People who developed narcolepsy as a result of the 2009-10 pandemic swine flu vaccine have been told that they can receive compensation of £120,000, following a ruling by the Upper Tribunal in a case brought against the Department for Work & Pensions (DWP).
The decision, which was highly critical of the way in which the DWP conducted its case, puts the UK on a level playing field with some other European countries that have already paid compensation to people affected by the vaccination, according to Hodge Jones & Allen solicitors, whose partner, Peter Todd, led the case against the DWP.
It results from the failure of an appeal by the DWP against a First-Tier Tribunal judgment in September 2014 that a test case applicant was entitled to vaccine injury compensation.
The test case was brought by Peter Todd on behalf of a child who has suffered from narcolepsy caused by the swine flu vaccine Pandemrix. The vaccine was manufactured by GSK and made widely available in the UK during the 2009-10 swine flu pandemic. The DWP had admitted that the vaccine had caused the narcolepsy, but argued that the applicant was not entitled to compensation because narcolepsy is not a ‘severe’ disablement.
In September 2013, the UK government’s own study showed that vaccinated children were 14 times more likely to have narcolepsy than unvaccinated controls – a strong signal that the vaccine had caused the injury. The DWP still, however, refused to make a compensation payment under the UK statutory vaccine injury payment, even though legislation specifies that a vaccine damage payment of £120,000 should be made if the applicant suffers severe and permanent disability as a result of certain vaccines.
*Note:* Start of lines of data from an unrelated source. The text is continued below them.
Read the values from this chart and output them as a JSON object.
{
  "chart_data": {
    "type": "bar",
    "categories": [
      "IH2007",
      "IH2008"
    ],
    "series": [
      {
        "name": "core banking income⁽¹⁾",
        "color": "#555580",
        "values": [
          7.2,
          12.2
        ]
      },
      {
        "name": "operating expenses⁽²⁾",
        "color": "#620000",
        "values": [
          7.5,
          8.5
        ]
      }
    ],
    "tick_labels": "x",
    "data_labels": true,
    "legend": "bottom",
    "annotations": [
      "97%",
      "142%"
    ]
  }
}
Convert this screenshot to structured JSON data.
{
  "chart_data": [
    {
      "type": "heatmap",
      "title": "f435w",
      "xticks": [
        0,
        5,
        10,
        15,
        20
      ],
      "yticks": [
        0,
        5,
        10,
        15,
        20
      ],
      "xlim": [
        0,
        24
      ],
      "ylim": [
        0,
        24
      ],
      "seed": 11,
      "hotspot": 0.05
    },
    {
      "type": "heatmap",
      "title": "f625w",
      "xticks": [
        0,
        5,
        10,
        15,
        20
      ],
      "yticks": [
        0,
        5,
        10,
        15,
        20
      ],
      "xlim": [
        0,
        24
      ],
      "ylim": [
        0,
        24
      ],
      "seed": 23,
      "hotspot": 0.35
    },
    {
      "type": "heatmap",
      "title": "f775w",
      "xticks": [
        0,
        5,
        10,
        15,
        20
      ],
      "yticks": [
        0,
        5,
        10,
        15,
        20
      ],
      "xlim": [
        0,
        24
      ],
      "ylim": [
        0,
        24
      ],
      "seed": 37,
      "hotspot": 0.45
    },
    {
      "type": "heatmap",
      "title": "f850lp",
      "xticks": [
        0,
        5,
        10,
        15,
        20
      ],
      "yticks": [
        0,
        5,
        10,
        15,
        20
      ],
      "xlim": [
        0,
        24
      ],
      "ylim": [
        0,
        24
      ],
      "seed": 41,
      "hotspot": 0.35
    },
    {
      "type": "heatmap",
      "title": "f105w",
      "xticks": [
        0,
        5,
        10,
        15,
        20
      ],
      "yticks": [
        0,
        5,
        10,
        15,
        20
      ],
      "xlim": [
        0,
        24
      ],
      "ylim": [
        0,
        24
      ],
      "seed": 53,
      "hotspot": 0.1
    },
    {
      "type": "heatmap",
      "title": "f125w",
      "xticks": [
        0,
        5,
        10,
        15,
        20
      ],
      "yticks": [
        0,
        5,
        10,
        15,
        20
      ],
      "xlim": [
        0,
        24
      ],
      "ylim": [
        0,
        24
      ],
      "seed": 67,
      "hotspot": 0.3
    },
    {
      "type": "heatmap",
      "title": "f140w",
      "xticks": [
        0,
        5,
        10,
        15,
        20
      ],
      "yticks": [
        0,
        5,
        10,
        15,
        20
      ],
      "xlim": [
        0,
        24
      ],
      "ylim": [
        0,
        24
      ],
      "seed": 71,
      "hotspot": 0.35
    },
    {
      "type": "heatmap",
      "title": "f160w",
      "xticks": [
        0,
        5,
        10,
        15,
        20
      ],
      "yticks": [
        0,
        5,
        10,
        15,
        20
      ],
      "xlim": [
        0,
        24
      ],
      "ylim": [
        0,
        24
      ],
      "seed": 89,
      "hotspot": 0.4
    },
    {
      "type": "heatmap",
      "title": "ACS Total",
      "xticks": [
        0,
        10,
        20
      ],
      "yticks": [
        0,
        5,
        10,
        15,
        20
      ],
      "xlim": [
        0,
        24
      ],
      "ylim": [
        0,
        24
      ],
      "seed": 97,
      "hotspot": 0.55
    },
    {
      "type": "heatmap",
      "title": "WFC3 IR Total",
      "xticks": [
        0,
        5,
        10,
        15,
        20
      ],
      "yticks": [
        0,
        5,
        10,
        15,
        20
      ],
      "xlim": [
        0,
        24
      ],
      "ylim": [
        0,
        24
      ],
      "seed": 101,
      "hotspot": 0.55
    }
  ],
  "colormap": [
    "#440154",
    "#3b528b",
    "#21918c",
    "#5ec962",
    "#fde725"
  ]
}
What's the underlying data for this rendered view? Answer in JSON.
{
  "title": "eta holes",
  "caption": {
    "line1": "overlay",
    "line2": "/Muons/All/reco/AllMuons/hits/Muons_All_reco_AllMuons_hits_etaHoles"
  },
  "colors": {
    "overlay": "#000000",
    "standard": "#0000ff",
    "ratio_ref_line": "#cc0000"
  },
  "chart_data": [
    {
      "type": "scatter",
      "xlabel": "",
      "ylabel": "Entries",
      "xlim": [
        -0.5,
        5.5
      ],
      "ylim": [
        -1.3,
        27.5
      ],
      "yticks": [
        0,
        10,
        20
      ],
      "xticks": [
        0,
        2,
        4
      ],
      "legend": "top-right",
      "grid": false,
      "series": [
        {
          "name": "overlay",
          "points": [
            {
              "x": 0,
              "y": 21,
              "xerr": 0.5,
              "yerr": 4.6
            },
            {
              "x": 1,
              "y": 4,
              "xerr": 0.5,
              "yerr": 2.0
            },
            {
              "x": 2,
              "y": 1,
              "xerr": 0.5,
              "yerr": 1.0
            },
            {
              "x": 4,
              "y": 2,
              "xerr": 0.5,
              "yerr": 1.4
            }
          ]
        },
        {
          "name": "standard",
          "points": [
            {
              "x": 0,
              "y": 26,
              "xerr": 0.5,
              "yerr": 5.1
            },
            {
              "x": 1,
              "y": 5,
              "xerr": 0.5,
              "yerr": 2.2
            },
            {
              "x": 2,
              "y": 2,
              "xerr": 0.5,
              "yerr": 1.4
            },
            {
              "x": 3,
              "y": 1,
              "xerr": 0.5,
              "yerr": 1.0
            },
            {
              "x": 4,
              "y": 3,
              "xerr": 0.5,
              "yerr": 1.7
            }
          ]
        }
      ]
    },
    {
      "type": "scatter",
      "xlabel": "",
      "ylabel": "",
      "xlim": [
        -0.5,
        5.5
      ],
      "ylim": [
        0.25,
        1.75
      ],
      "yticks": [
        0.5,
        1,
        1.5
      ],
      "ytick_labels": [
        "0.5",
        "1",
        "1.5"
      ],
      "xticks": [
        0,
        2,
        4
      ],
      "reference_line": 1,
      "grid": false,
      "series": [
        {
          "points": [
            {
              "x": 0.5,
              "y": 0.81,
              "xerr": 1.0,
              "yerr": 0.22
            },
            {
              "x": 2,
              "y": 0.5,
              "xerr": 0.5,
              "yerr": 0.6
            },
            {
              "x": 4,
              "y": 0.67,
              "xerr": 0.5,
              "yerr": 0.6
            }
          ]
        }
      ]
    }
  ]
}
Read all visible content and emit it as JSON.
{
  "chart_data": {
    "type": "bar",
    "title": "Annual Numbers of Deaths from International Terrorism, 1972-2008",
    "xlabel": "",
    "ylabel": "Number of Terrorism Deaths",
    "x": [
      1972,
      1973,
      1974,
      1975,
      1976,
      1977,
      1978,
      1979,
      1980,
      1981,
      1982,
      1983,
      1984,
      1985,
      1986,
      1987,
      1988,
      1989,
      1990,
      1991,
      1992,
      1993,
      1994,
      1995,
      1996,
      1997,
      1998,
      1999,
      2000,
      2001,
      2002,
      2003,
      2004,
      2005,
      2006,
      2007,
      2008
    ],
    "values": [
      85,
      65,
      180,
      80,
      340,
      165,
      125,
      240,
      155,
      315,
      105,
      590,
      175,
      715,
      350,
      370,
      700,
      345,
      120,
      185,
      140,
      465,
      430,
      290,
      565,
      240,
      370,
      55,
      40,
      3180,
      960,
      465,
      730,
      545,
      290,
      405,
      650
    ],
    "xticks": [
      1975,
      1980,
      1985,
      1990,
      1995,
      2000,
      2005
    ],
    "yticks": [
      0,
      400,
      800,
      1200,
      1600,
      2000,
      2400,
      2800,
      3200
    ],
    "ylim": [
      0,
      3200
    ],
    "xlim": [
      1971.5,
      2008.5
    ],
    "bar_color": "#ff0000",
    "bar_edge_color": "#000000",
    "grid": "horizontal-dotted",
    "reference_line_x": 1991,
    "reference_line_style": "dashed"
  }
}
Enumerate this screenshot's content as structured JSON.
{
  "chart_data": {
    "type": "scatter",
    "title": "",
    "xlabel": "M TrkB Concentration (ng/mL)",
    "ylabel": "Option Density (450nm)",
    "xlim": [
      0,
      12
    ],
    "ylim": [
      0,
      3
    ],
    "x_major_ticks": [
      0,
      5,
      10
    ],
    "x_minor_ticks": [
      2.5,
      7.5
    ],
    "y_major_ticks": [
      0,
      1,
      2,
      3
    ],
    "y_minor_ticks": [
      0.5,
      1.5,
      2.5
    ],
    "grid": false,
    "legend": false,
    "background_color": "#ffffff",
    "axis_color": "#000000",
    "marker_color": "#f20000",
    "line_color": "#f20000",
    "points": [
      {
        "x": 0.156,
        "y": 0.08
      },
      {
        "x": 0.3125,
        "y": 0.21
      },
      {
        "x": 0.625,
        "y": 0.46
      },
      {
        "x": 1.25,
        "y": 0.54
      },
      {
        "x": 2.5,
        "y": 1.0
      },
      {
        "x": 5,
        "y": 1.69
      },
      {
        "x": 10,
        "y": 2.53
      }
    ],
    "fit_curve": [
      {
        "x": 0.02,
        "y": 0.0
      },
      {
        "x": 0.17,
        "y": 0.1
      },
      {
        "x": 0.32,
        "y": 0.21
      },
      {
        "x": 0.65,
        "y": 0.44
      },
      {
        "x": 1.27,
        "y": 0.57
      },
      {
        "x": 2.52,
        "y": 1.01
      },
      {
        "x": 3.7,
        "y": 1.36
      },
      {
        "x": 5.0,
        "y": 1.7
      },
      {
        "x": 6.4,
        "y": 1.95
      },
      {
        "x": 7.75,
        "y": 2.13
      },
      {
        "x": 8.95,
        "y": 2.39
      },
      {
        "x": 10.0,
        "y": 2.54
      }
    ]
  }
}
“When we appealed to the First Tier Tribunal in 2014, I argued that narcolepsy was a severe disability within the meaning of the Act and we produced convincing evidence to prove this,” said Todd.
“The Tribunal agreed with me on that issue and ordered the DWP to pay compensation. We were disappointed that the DWP chose to appeal against that decision. We considered the evidence was clear that narcolepsy was severe.”
Todd explained that the £120,000 statutory award was not full compensation, but said that it would help those struggling as a result of what happened.
“This case is an important precedent for any future case involving vaccine injury and is the first time the issue has been considered by an appellate court, and will be binding on all future first-instance decisions,” Todd said.
Todd is also acting for 75 clients in civil liability claims against GSK, under the Consumer Protection Act 1987 for injury and loss caused by the Pandemrix vaccine.
“From the evidence I have gathered, I consider the court will find the vaccine to be a defective product that entitles the claimants to full compensatory damages,” he added.